After the post is reported, that friend will get a message from Instagram that notes, "Someone saw one of your posts and thinks you might be going through a difficult time. If you need support, we'd like to help."
The feature will then offer your friend a few options, like the ability to contact a help line directly or read tips on getting support and accessing help.'
Instagram is also aware that what a person seeks out through its hashtag search — such as #ImNotOK — can say a lot about what's on their mind. To address this, the app has a new feature that will send a message to a user if they search for a hashtag that's associated with self-harm.

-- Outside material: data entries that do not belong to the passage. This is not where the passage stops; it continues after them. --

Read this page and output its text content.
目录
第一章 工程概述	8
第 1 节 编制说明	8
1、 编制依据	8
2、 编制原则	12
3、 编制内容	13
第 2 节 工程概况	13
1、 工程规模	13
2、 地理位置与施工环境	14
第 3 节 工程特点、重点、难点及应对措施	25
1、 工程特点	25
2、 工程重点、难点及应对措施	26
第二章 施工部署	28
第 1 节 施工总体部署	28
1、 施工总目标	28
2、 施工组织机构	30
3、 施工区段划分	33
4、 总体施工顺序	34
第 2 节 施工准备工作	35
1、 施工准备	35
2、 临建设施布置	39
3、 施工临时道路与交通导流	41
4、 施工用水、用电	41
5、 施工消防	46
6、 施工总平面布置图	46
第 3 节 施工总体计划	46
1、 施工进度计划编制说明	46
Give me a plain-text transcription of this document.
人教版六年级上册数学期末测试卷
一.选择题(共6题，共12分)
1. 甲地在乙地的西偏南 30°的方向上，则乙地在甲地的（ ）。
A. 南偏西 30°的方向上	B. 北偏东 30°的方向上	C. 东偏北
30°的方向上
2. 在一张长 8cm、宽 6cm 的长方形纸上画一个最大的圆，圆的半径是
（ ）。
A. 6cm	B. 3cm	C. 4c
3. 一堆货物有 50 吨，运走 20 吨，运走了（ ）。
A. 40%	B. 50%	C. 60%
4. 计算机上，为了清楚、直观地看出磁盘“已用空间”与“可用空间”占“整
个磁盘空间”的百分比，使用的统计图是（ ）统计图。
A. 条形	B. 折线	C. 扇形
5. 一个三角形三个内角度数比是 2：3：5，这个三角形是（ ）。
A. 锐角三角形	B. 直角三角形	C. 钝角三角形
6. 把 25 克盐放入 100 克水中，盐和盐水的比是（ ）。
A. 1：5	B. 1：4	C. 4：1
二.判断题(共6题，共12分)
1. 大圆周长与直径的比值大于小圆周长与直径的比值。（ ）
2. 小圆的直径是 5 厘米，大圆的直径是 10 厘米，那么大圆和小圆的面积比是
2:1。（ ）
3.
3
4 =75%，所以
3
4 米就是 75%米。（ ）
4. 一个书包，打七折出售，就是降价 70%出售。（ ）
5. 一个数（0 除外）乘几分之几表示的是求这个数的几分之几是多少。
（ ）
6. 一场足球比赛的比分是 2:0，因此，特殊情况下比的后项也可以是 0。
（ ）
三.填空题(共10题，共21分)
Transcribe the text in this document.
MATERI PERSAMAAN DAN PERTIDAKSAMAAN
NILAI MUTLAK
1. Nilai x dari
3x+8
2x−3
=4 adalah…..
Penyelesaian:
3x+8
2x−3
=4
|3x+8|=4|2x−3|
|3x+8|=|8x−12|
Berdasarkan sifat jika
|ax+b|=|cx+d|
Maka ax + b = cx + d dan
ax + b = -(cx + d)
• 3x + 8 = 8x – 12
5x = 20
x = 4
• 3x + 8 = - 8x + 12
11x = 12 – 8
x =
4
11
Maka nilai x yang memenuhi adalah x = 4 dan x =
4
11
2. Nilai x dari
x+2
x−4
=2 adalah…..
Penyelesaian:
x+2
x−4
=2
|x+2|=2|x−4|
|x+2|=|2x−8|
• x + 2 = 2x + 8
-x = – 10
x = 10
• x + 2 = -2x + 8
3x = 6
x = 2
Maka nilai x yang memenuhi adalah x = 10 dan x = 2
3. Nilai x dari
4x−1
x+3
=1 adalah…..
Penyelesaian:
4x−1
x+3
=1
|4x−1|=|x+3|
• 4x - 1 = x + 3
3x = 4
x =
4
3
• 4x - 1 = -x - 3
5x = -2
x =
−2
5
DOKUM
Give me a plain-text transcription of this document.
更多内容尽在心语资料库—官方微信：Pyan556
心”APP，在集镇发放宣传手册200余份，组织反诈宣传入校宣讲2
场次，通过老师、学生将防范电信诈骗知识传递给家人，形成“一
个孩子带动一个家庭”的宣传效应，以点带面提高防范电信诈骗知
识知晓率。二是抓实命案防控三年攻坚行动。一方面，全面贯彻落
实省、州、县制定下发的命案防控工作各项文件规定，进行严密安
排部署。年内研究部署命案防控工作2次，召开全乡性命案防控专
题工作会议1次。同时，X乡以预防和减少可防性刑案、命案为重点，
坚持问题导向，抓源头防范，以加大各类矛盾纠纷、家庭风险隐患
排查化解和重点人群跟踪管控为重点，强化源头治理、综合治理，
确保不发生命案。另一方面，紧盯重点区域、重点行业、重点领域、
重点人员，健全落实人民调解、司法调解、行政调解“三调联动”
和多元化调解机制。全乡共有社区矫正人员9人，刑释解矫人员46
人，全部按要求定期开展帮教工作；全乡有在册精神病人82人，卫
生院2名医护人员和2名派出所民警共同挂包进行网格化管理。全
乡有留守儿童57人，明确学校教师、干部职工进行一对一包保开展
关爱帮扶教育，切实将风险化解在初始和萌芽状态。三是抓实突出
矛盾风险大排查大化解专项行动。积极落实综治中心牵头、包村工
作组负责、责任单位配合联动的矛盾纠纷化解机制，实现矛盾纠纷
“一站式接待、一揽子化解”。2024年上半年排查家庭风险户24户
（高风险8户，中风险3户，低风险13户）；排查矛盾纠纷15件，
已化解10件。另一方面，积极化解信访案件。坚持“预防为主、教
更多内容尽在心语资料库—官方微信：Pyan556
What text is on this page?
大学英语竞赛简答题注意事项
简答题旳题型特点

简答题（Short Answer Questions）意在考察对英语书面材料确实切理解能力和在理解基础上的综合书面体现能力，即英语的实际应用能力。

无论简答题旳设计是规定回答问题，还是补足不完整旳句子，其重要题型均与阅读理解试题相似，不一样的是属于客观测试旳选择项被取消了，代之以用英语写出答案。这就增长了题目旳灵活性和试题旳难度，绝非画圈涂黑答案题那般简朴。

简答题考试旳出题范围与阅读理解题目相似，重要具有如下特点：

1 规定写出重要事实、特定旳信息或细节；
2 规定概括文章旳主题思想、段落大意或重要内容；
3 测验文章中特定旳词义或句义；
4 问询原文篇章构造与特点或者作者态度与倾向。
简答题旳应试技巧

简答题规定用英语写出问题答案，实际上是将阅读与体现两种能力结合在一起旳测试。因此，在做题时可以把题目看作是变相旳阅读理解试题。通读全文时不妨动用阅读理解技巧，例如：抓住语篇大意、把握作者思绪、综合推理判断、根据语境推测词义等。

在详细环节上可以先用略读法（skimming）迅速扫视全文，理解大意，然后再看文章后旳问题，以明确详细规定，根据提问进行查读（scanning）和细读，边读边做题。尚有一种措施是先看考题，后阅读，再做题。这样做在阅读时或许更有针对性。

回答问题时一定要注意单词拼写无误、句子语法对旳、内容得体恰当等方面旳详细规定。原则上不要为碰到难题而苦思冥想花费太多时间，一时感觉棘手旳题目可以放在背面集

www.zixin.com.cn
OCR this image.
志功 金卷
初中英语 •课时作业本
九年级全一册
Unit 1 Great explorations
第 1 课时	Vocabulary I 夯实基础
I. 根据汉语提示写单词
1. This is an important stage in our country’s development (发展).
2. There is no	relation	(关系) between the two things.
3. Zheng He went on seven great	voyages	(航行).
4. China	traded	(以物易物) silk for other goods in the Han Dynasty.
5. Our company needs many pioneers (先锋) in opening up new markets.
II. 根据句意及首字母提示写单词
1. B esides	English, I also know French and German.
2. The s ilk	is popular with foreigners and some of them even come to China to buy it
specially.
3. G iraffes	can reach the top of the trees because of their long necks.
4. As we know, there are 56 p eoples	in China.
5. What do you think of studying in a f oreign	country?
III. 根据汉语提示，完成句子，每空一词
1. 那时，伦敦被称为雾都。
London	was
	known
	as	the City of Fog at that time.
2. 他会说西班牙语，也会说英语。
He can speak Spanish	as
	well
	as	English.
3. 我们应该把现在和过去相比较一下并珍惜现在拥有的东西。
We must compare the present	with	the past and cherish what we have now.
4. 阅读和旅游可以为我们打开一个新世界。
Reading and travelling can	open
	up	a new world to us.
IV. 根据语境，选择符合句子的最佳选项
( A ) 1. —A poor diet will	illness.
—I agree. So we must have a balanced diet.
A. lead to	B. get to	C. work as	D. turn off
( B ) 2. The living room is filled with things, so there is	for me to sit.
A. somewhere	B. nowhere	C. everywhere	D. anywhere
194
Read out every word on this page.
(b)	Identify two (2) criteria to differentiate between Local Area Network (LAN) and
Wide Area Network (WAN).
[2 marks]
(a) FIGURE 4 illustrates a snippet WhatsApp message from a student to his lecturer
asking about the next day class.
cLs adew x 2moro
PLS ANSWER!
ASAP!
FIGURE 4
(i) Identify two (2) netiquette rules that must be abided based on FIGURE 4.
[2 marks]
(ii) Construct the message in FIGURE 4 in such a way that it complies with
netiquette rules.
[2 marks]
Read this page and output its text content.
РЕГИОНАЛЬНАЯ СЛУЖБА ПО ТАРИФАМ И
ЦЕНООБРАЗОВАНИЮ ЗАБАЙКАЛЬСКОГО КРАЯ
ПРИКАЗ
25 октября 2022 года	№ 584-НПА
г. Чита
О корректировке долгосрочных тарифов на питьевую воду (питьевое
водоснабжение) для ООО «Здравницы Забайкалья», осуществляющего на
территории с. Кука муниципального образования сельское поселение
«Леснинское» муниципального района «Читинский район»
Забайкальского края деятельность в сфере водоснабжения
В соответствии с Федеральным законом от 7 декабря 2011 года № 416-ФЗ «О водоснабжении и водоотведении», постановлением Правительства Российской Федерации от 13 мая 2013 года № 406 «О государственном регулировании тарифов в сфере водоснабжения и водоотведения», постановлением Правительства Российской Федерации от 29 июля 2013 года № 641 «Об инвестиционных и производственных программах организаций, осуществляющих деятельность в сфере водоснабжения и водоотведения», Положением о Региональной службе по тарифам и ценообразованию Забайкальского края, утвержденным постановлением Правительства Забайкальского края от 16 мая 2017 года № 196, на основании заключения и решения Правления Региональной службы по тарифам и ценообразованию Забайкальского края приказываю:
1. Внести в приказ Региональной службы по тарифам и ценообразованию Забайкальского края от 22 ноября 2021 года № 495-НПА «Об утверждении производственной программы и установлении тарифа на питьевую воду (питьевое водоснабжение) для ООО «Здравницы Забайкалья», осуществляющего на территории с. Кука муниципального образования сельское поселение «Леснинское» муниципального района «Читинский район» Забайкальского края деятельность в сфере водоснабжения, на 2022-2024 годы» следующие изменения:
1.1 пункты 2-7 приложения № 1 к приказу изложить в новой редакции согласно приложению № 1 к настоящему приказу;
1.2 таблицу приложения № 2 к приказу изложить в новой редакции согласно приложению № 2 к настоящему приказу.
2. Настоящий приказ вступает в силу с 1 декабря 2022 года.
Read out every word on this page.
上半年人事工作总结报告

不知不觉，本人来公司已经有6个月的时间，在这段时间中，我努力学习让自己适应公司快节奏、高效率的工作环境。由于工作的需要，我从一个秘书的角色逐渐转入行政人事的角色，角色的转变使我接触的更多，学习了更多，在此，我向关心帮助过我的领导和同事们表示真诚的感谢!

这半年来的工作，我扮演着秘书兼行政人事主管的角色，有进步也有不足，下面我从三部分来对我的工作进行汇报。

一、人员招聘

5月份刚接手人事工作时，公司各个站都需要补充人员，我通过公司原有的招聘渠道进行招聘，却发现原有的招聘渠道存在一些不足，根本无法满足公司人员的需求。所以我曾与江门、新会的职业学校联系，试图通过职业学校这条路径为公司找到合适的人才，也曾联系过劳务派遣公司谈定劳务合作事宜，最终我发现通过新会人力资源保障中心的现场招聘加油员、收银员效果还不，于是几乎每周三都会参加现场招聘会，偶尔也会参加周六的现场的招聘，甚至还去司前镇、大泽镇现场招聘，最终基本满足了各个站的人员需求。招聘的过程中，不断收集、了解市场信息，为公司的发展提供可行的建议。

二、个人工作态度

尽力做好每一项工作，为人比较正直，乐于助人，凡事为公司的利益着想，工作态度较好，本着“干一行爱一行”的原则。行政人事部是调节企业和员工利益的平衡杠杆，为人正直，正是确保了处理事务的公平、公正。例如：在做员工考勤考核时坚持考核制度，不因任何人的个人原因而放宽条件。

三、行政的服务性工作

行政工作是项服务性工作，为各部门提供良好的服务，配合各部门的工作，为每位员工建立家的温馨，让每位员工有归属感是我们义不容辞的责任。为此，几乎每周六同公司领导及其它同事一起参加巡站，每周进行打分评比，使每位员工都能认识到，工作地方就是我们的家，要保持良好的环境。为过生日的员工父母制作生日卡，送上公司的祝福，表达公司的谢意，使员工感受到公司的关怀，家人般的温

Instagram worked with experts from groups like the National Suicide Prevention Lifeline and the National Eating Disorders Association to make sure the language being used in the feature was appropriate and helpful.
"We listen to mental health experts when they tell us that outreach from a loved one can make a real difference for those who may be in distress," Marne Levine, Instagram's chief operating officer, told Seventeen magazine. "At the same time, we understand friends and family often want to offer support but don't know how best to reach out."
Instagram's new feature is social media at its finest: connecting people around the world and giving them tools to help one another.
Social apps like Facebook, Twitter, and Instagram can get a bad rap. Sometimes, they provide a platform for bullies. Other times, they're used to spread hate and bigotry by those with the wrong ideas.
"These tools," Levine explained, "are designed to let you know that you are surrounded by a community that cares about you at a moment when you might most need that reminder."